April 8, 2013
Student traces threads of prep style since 1920s
Anu Lingala ’13 has prepped for prep.
Drawn to the widespread influence of prep style, Lingala has extensively researched since her freshman year in Fiber Science & Apparel Design the origins and exclusivity of the culture. A Hunter Rawlings Cornell Presidential Research Scholar, she’s writing her honors thesis on the history of prep style, and her research influenced her collection for last spring’s Cornell Fashion Collective show, she said.
A paper she wrote on the topic was accepted at the Popular Culture Association/American Culture Association national conference in Washington, D.C., held March 27-30.
“This is a story of the blending of conventional academic research with creative studio work,” said Charlotte Jirousek, associate professor of fiber science and apparel design and Lingala’s faculty adviser.
Though it typically has a “sportswear element” – combining dressy and casual clothes – prep style is hard to define, Lingala said, because it means different things to different people.
“It’s been diluted a lot; it’s really a derivation of young boys’ prep school uniforms that has evolved through its prevalence in WASP [white Anglo-Saxon Protestant] society and elite universities,” she said. “Each of those things had an influence.”
Much of Lingala’s research for the paper involved reading books and college newspaper archives written from the 1920s onward about colleges, prep schools and the development of an American aristocracy.
“I took elements of what I saw there [about fashion] and made inferences from that,” Lingala said. “There were a lot of things that are insightful about what people thought about what they were wearing.”
Lingala’s research focus was strongly influenced by “Take Ivy,” a celebrated fashion photography book by Japanese authors that documented prep style on American college campuses in the 1960s. Published originally in Japanese, the book was translated into English during Lingala’s freshman year.
“The way they write it, it’s in a very scientific, observational manner” to inform a Japanese audience of this different type of style, she said. “They say things like, ‘Oh, he’s wearing shoes without socks. How interesting.’”
At last year’s Cornell Fashion Collective runway show, Lingala’s collection played off the similarities between punk and prep style. She used such fabrics as tweeds and plaids, which have been used in both styles.
“I found fabrics that overlapped between the two and combined them,” she said. “It was a tangent I came across in my research that I didn’t flesh out in my thesis.”
Lingala’s paper and honors thesis focus instead on the origins of prep culture and how the style became a part of upper-class American society.

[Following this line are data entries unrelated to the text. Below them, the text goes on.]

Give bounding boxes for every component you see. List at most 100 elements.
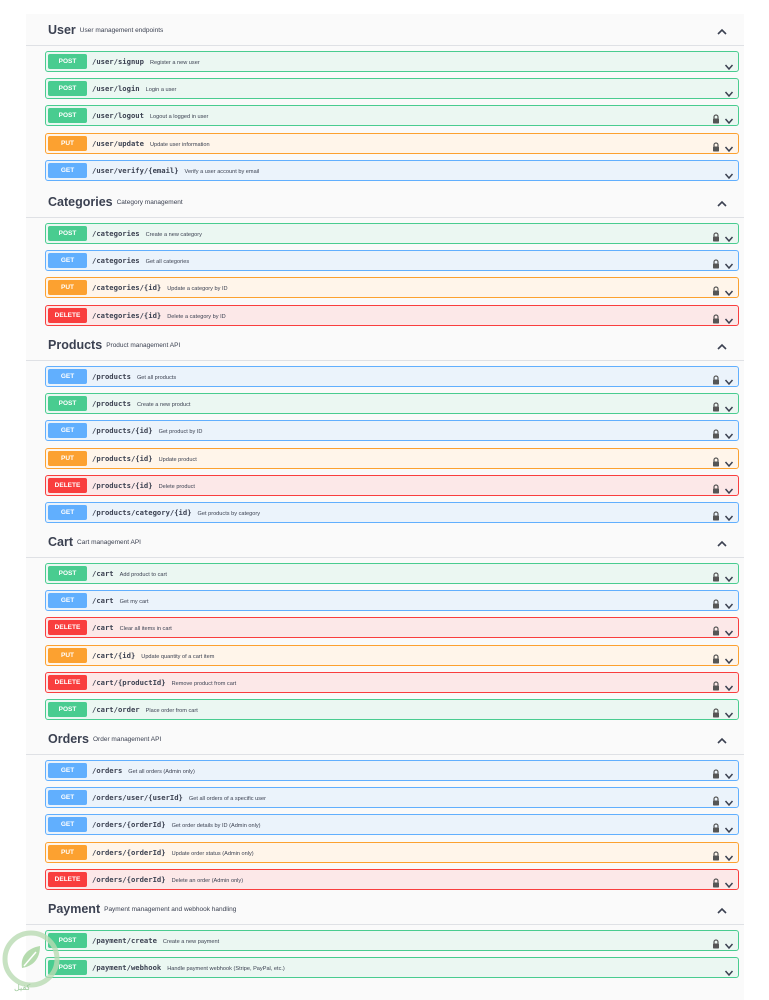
chevron-down-icon[interactable]: [724, 570, 734, 583]
lock-icon[interactable]: [712, 793, 720, 806]
endpoint-row[interactable]: GET/products/category/{id} Get products b…: [45, 502, 739, 523]
endpoint-row[interactable]: GET/cart Get my cart: [45, 590, 739, 612]
chevron-down-icon[interactable]: [724, 312, 734, 324]
chevron-down-icon[interactable]: [724, 876, 734, 888]
lock-icon[interactable]: [712, 229, 720, 242]
endpoint-row[interactable]: DELETE/orders/{orderId} Delete an order (…: [45, 868, 739, 890]
endpoint-row[interactable]: PUT/orders/{orderId} Update order status …: [45, 841, 739, 863]
chevron-down-icon[interactable]: [724, 624, 734, 637]
lock-icon[interactable]: [712, 111, 720, 124]
lock-icon[interactable]: [712, 651, 720, 664]
chevron-down-icon[interactable]: [724, 482, 734, 494]
endpoint-row[interactable]: POST/payment/webhook Handle payment webho…: [45, 957, 739, 979]
endpoint-row[interactable]: PUT/cart/{id} Update quantity of a cart i…: [45, 644, 739, 666]
api-docs-page: User User management endpoints POST/user/s…: [26, 14, 744, 1000]
lock-icon[interactable]: [712, 311, 720, 324]
lock-icon[interactable]: [712, 875, 720, 888]
lock-icon[interactable]: [712, 705, 720, 718]
lock-icon[interactable]: [712, 623, 720, 636]
chevron-up-icon[interactable]: [716, 733, 728, 744]
section-header[interactable]: Orders Order management API: [26, 723, 744, 755]
chevron-up-icon[interactable]: [716, 339, 728, 350]
chevron-down-icon[interactable]: [724, 849, 734, 861]
lock-icon[interactable]: [712, 426, 720, 439]
endpoint-path: /categories/{id} Delete a category by ID: [92, 311, 226, 320]
chevron-down-icon[interactable]: [724, 373, 734, 386]
chevron-up-icon[interactable]: [716, 536, 728, 547]
lock-icon[interactable]: [712, 508, 720, 521]
chevron-down-icon[interactable]: [724, 509, 734, 522]
endpoint-row[interactable]: PUT/categories/{id} Update a category by …: [45, 277, 739, 299]
endpoint-row[interactable]: GET/orders/user/{userId} Get all orders o…: [45, 787, 739, 809]
chevron-down-icon[interactable]: [724, 257, 734, 270]
lock-icon[interactable]: [712, 596, 720, 609]
endpoint-row[interactable]: GET/products/{id} Get product by ID: [45, 420, 739, 442]
endpoint-row[interactable]: DELETE/categories/{id} Delete a category …: [45, 304, 739, 326]
chevron-down-icon[interactable]: [724, 964, 734, 977]
endpoint-row[interactable]: POST/user/logout Logout a logged in user: [45, 105, 739, 127]
chevron-down-icon[interactable]: [724, 85, 734, 98]
endpoint-row[interactable]: GET/products Get all products: [45, 366, 739, 387]
chevron-up-icon[interactable]: [716, 196, 728, 207]
chevron-down-icon[interactable]: [724, 652, 734, 664]
endpoint-row[interactable]: POST/payment/create Create a new payment: [45, 930, 739, 951]
lock-icon[interactable]: [712, 678, 720, 691]
lock-icon[interactable]: [712, 283, 720, 296]
endpoint-row[interactable]: POST/cart Add product to cart: [45, 563, 739, 584]
section-header[interactable]: Products Product management API: [26, 329, 744, 361]
endpoint-row[interactable]: GET/user/verify/{email} Verify a user acc…: [45, 159, 739, 181]
chevron-down-icon[interactable]: [724, 679, 734, 691]
endpoint-row[interactable]: GET/categories Get all categories: [45, 250, 739, 272]
chevron-down-icon[interactable]: [724, 112, 734, 125]
section-header[interactable]: User User management endpoints: [26, 14, 744, 46]
watermark-logo: كفيل: [0, 928, 62, 1000]
section-header[interactable]: Cart Cart management API: [26, 526, 744, 558]
chevron-down-icon[interactable]: [724, 937, 734, 950]
endpoint-row[interactable]: PUT/user/update Update user information: [45, 132, 739, 154]
section-header[interactable]: Payment Payment management and webhook ha…: [26, 893, 744, 925]
chevron-down-icon[interactable]: [724, 597, 734, 610]
endpoint-row[interactable]: POST/products Create a new product: [45, 393, 739, 415]
chevron-down-icon[interactable]: [724, 400, 734, 413]
endpoint-row[interactable]: GET/orders/{orderId} Get order details by…: [45, 814, 739, 836]
endpoint-path: /products/{id} Get product by ID: [92, 426, 202, 435]
chevron-down-icon[interactable]: [724, 427, 734, 440]
lock-icon[interactable]: [712, 256, 720, 269]
endpoint-row[interactable]: DELETE/cart Clear all items in cart: [45, 617, 739, 639]
chevron-down-icon[interactable]: [724, 230, 734, 243]
chevron-up-icon[interactable]: [716, 24, 728, 35]
endpoint-row[interactable]: POST/categories Create a new category: [45, 223, 739, 244]
lock-icon[interactable]: [712, 139, 720, 152]
chevron-down-icon[interactable]: [724, 284, 734, 297]
chevron-down-icon[interactable]: [724, 140, 734, 152]
lock-icon[interactable]: [712, 454, 720, 467]
endpoint-path: /orders/{orderId} Delete an order (Admin …: [92, 875, 243, 884]
chevron-down-icon[interactable]: [724, 167, 734, 179]
chevron-down-icon[interactable]: [724, 821, 734, 834]
endpoint-row[interactable]: DELETE/cart/{productId} Remove product fr…: [45, 671, 739, 693]
lock-icon[interactable]: [712, 820, 720, 833]
endpoint-path: /user/update Update user information: [92, 139, 210, 148]
endpoint-row[interactable]: POST/cart/order Place order from cart: [45, 699, 739, 720]
chevron-down-icon[interactable]: [724, 455, 734, 467]
chevron-down-icon[interactable]: [724, 794, 734, 807]
endpoint-row[interactable]: GET/orders Get all orders (Admin only): [45, 760, 739, 781]
lock-icon[interactable]: [712, 936, 720, 949]
lock-icon[interactable]: [712, 399, 720, 412]
section-header[interactable]: Categories Category management: [26, 186, 744, 218]
chevron-up-icon[interactable]: [716, 903, 728, 914]
chevron-down-icon[interactable]: [724, 58, 734, 71]
endpoint-path: /products/{id} Update product: [92, 454, 197, 463]
endpoint-row[interactable]: POST/user/signup Register a new user: [45, 51, 739, 72]
endpoint-row[interactable]: POST/user/login Login a user: [45, 78, 739, 100]
lock-icon[interactable]: [712, 766, 720, 779]
chevron-down-icon[interactable]: [724, 767, 734, 780]
endpoint-row[interactable]: PUT/products/{id} Update product: [45, 447, 739, 469]
chevron-down-icon[interactable]: [724, 706, 734, 719]
lock-icon[interactable]: [712, 481, 720, 494]
endpoint-row[interactable]: DELETE/products/{id} Delete product: [45, 474, 739, 496]
lock-icon[interactable]: [712, 372, 720, 385]
lock-icon[interactable]: [712, 848, 720, 861]
endpoint-summary: Get product by ID: [158, 429, 203, 436]
lock-icon[interactable]: [712, 569, 720, 582]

“Most literature talking about preppy, elite clothing just says it came from the Ivy League and prep schools, but it doesn’t say why,” Lingala said. “I go back and look at British prep schools and see why prep is part of that culture.”
Lingala still sees prep style on campus, to which she attributes many students’ upbringing in upper- and upper-middle-class homes in the Northeast. But she noted that the commercialization and mass production of the style at the end of the 20th century may also be a factor.
“In many ways,” she said, “certain aspects and pieces of traditionally prep style have become part of the larger realm of American men’s sportswear.”
Unfortunately, for personal reasons Lingala was not able to attend the conference and needed to withdraw her paper. Nevertheless, the fact that it was accepted was an unusual distinction for an undergraduate.
Lingala will be one of some 40 student designers displaying their original garments at the annual Cornell Fashion Collective spring runway show scheduled for 7:30 p.m. April 27 in Barton Hall.
Sarah Cutler ’16 is a student communications assistant for the College of Human Ecology.